Em 2002, o PT chegou à Presidência pela primeira vez depois de
assinar um documento famoso, a “Carta aos Brasileiros”. Nela o partido abria
mão daquilo que era visto como uma pauta radical e se comprometia, caso
assumisse a Presidência, a manter as coisas como estavam.
Para o eleitor, isso significava que aqueles boatos de que Lula
tiraria um carro de quem tivesse dois (para distribuir a outras famílias) e de
que apartamentos de três quartos teriam um ocupado por sem-teto eram falsos.
Que o direito à propriedade seria respeitado. Que ninguém passaria a viver em
Cuba ou no Camboja de Pol Pot.
Mas o verdadeiro destinatário da carta, hoje se sabe, não era o
eleitor. Era o Grande Eleitor. Era o grande empresário que não financiava o PT.
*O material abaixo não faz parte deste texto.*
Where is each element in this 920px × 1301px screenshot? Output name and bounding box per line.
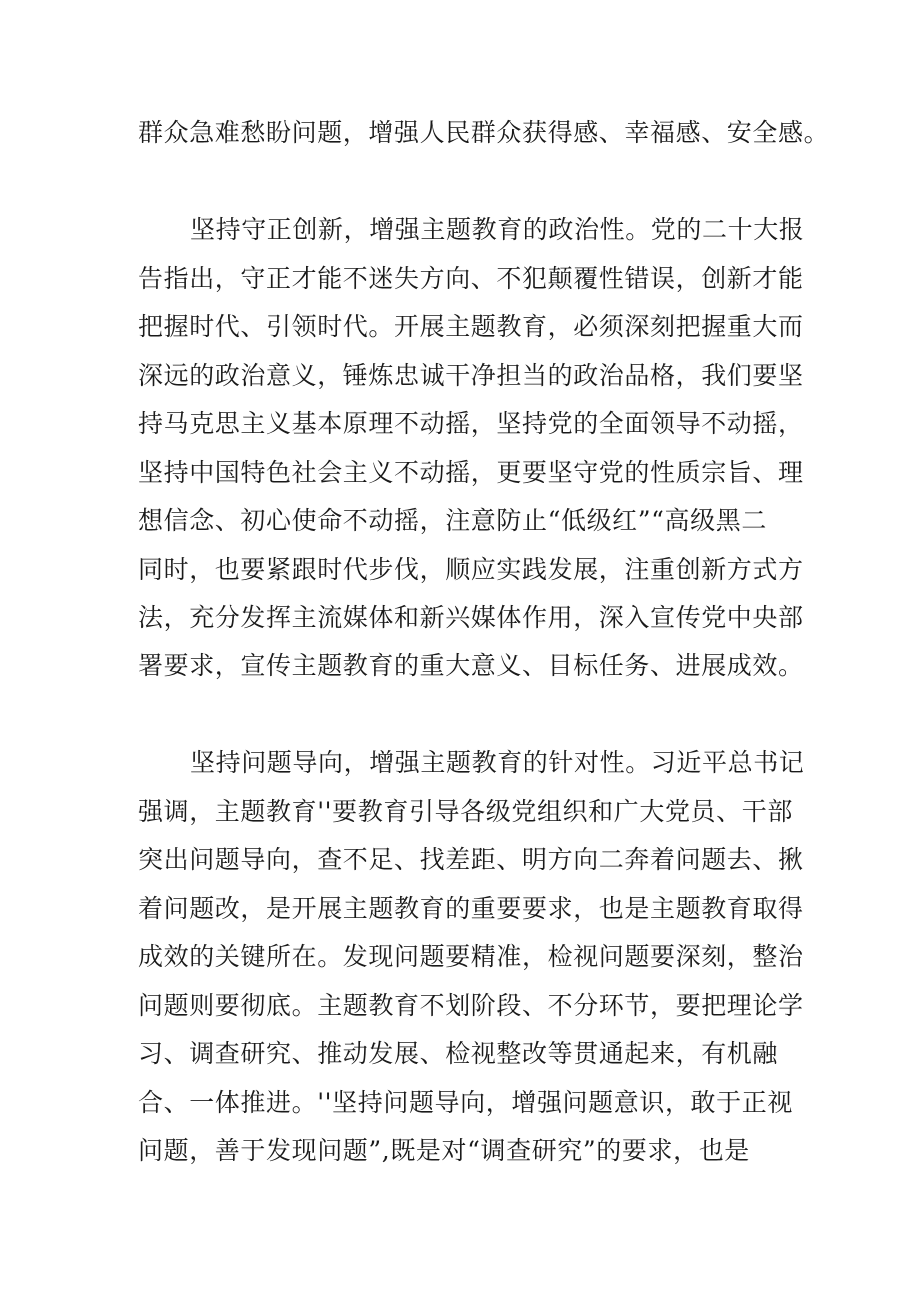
paragraph-2-line-1: 坚持守正创新，增强主题教育的政治性。党的二十大报 [190, 215, 805, 244]
paragraph-3-line-1: 坚持问题导向，增强主题教育的针对性。习近平总书记 [190, 748, 805, 777]
paragraph-2-line-3: 把握时代、引领时代。开展主题教育，必须深刻把握重大而 [138, 312, 804, 341]
paragraph-2-line-4: 深远的政治意义，锤炼忠诚干净担当的政治品格，我们要坚 [138, 361, 804, 390]
paragraph-3-line-8: 合、一体推进。''坚持问题导向，增强问题意识，敢于正视 [138, 1088, 793, 1117]
paragraph-3-line-3: 突出问题导向，查不足、找差距、明方向二奔着问题去、揪 [138, 845, 804, 874]
paragraph-1-line-1: 群众急难愁盼问题，增强人民群众获得感、幸福感、安全感。 [138, 118, 830, 147]
paragraph-2-line-2: 告指出，守正才能不迷失方向、不犯颠覆性错误，创新才能 [138, 264, 804, 293]
paragraph-3-line-9: 问题，善于发现问题”,既是对“调查研究”的要求，也是 [138, 1136, 750, 1165]
paragraph-2-line-6: 坚持中国特色社会主义不动摇，更要坚守党的性质宗旨、理 [138, 458, 804, 487]
paragraph-2-line-5: 持马克思主义基本原理不动摇，坚持党的全面领导不动摇， [138, 409, 804, 438]
paragraph-3-line-2: 强调，主题教育''要教育引导各级党组织和广大党员、干部 [138, 797, 793, 826]
paragraph-3-line-6: 问题则要彻底。主题教育不划阶段、不分环节，要把理论学 [138, 991, 804, 1020]
paragraph-3-line-7: 习、调查研究、推动发展、检视整改等贯通起来，有机融 [138, 1039, 779, 1068]
paragraph-3-line-5: 成效的关键所在。发现问题要精准，检视问题要深刻，整治 [138, 942, 804, 971]
paragraph-2-line-9: 法，充分发挥主流媒体和新兴媒体作用，深入宣传党中央部 [138, 603, 804, 632]
paragraph-2-line-7: 想信念、初心使命不动摇，注意防止“低级红”“高级黑二 [138, 506, 767, 535]
paragraph-2-line-10: 署要求，宣传主题教育的重大意义、目标任务、进展成效。 [138, 651, 804, 680]
paragraph-3-line-4: 着问题改，是开展主题教育的重要要求，也是主题教育取得 [138, 894, 804, 923]
paragraph-2-line-8: 同时，也要紧跟时代步伐，顺应实践发展，注重创新方式方 [138, 555, 804, 584]
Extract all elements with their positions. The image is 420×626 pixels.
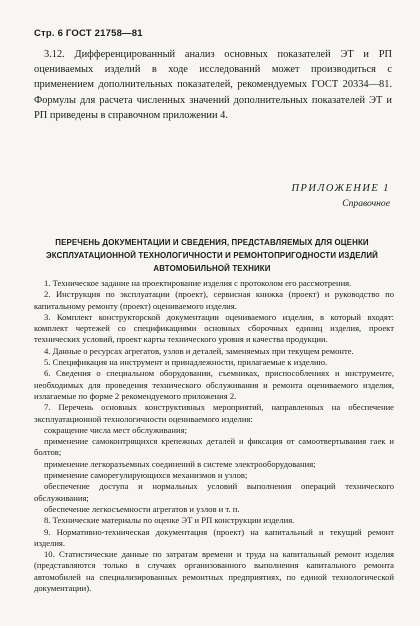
list-item-9: 9. Нормативно-техническая документация (проект) на капитальный и текущий ремонт изделия.: [34, 526, 394, 548]
list-subitem: сокращение числа мест обслуживания;: [44, 424, 187, 435]
running-head: Стр. 6 ГОСТ 21758—81: [34, 28, 143, 39]
list-item-5: 5. Спецификация на инструмент и принадлежности, прилагаемые к изделию.: [44, 357, 328, 368]
list-subitem: применение самоконтрящихся крепежных деталей и фиксация от самоотвертывания гаек и болтов;: [34, 436, 394, 458]
list-subitem: обеспечение легкосъемности агрегатов и узлов и т. п.: [44, 503, 240, 514]
clause-3-12: 3.12. Дифференцированный анализ основных показателей ЭТ и РП оцениваемых изделий в ходе исследований может производиться с применением дополнительных показателей, рекомендуемых ГОСТ 20334—81. Формулы для расчета численных значений дополнительных показателей ЭТ и РП приведены в справочном приложении 4.: [34, 49, 392, 121]
list-item-8: 8. Технические материалы по оценке ЭТ и РП конструкции изделия.: [44, 515, 295, 526]
list-item-3: 3. Комплект конструкторской документации оцениваемого изделия, в который входят: комплект чертежей со спецификациями основных сборочных единиц изделия, проект технических условий, проект карты технического уровня и качества продукции.: [34, 311, 394, 345]
list-item-4: 4. Данные о ресурсах агрегатов, узлов и деталей, заменяемых при текущем ремонте.: [44, 345, 354, 356]
appendix-kind: Справочное: [342, 198, 390, 209]
list-subitem: обеспечение доступа и нормальных условий выполнения операций технического обслуживания;: [34, 481, 394, 503]
list-item-6: 6. Сведения о специальном оборудовании, съемниках, приспособлениях и инструменте, необходимых для проведения технического обслуживания и ремонта оцениваемого изделия, излагаемые по форме 2 рекомендуемого приложения 2.: [34, 368, 394, 401]
list-subitem: применение легкоразъемных соединений в системе электрооборудования;: [44, 458, 316, 469]
list-item-7: 7. Перечень основных конструктивных мероприятий, направленных на обеспечение эксплуатационной технологичности оцениваемого изделия:: [34, 402, 394, 424]
appendix-title: ПЕРЕЧЕНЬ ДОКУМЕНТАЦИИ И СВЕДЕНИЯ, ПРЕДСТАВЛЯЕМЫХ ДЛЯ ОЦЕНКИ ЭКСПЛУАТАЦИОННОЙ ТЕХНОЛОГИЧНОСТИ И РЕМОНТОПРИГОДНОСТИ ИЗДЕЛИЙ АВТОМОБИЛЬНОЙ ТЕХНИКИ: [46, 238, 378, 274]
list-item-2: 2. Инструкция по эксплуатации (проект), сервисная книжка (проект) и руководство по капитальному ремонту (проект) оцениваемого изделия.: [34, 289, 394, 311]
list-item-10: 10. Статистические данные по затратам времени и труда на капитальный ремонт изделия (представляются только в случаях организованного выполнения капитального ремонта автомобилей на специализированных ремонтных предприятиях, по единой технологической документации).: [34, 549, 394, 594]
document-list: [34, 278, 394, 594]
list-item-1: 1. Техническое задание на проектирование изделия с протоколом его рассмотрения.: [44, 278, 352, 288]
appendix-number: ПРИЛОЖЕНИЕ 1: [291, 183, 390, 194]
list-subitem: применение саморегулирующихся механизмов и узлов;: [44, 470, 248, 481]
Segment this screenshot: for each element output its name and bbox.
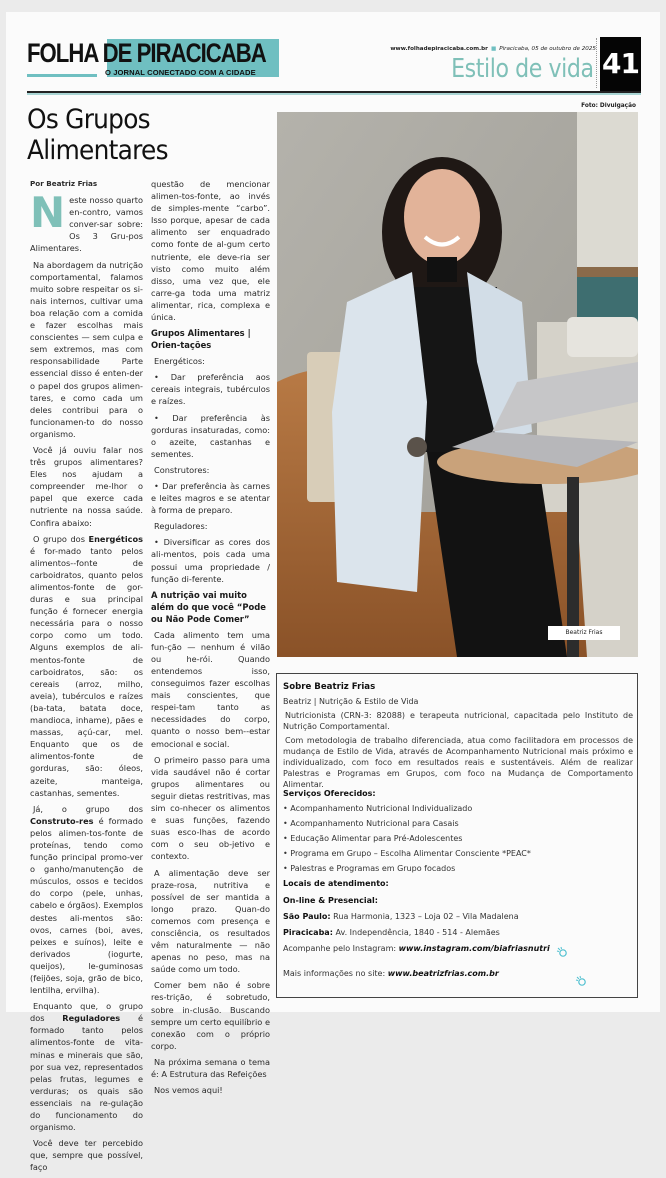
article-column-1 bbox=[30, 178, 143, 1178]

Que achava que Lula não aceitaria manter as regras do jogo caso fosse eleito. O
“manter as coisas como estavam” era uma promessa de que as pessoas no poder
continuariam tendo poder. E de que o PT aceitava abrir mão desse poder para
poder ter um espaço no governo.
Antes disso, quando o sujeito apertava outra tecla na urna
eletrônica, estava elegendo Odebrecht presidente. Depois, apertando o 13 também
elegia Odebrecht. Era como uma eleição para eleger o preoposto das empreiteiras
a morar no Alvorada.
Funcionou. Sabe-se disso por dois fatores. Primeiro, o PT chegou
de fato à Presidência, e lá se acomodou por 13 anos. Segundo, logo em seguida
soube-se que o esquema havia sido mantido: estourou o mensalão. Depois, mais
tarde, com a Lava Jato, soube-se que os acordos não só haviam sido mantidos
como eram muito maiores do que se imaginava.
Há um jornal brasileiro que tem dois cadernos chamados “Poder” e
“Mercado”. Um trata de política, o outro de economia. Curioso que seja o de
política o que recebe o nome de “Poder”. A Lava Jato, se isso fosse necessário,
mostra que essa divisão não é tão clara, se é que existe.
A Presidência, revela a delação da Odebrecht, é um cargo de poder
vicário. Governa-se em nome de outros. As grandes empresas dão seu aval para
que alguém implante uma ou outra política pública, desde que não passe de
certos limites, desde que mantenha as coisas funcionando como sempre
funcionaram.
Agora, sabe-se, com provas, como elas funcionavam. E sabe-se, por
extensão, porque outras coisas jamais funcionaram.